The UKPSF also run a personal membership for paintball players, membership covers the players insurance for playing paintball at any UKPSF accredited venue. They ensure the safety of paintball players at all levels, from an occasional player, or a fully sponsored Professional paintballer.

Full membership covers you under the UKPSF insurance at all "UKPSF accredited venues" or "UKPSF Affiliated Events", however public liability insurance already covers you in the event of any injury or mishap.
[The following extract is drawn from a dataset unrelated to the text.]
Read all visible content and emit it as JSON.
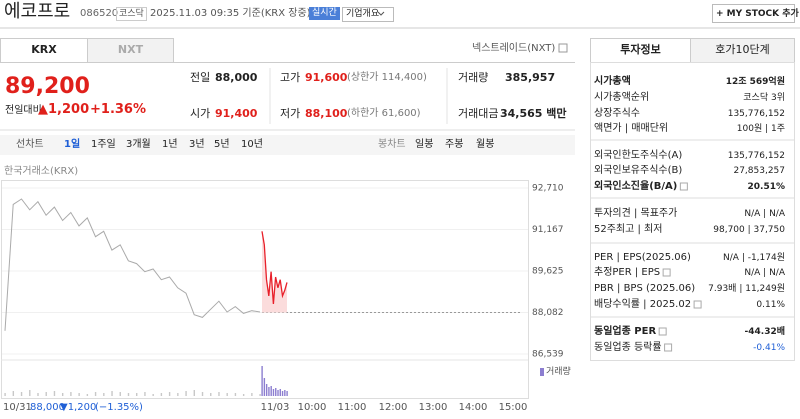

One of the UKPSF's goals is to get paintball as a recognised sport in the UK, to send the application to the UK Sports Council the UKPSF need a minimum of 1800 "active" members, as well as being able to check off a huge list of criteria set out by the UK sports council.

==Legal Status==
The UKPSF is not a legally accredited organisation and despite claims of liaising with The Home Office to aid in legal matters, The Home Office does not recognise them as such and uses internal experts to clarify controversial elements such as frangible ammunition and replica firearms laws.

==Controversy==
The UKPSF is often subject within the UK paintball community to heavy criticism, this is due to the fact that despite its claims as being the governing and legal body of UK paintball, it holds no such position. The largest criticism of the group is its offer of insurance among any UKPSF affiliated site; this is misleading in that it falsely leads to the belief that UKPSF membership is the only way to insure and protect both the customers and the site owners; in fact among UK law customers are covered by Public Liability Insurance and owners are covered by legal waivers. Larger criticism comes from the organisations make-up, made up of large names and groups in the industry including product makers and large site owners, meaning there is legal group for the group to be classed as a business cartel, something that is legally grey under UK law. The group has little popular support within UK paintball and has yet to meet its membership requirement of 1800.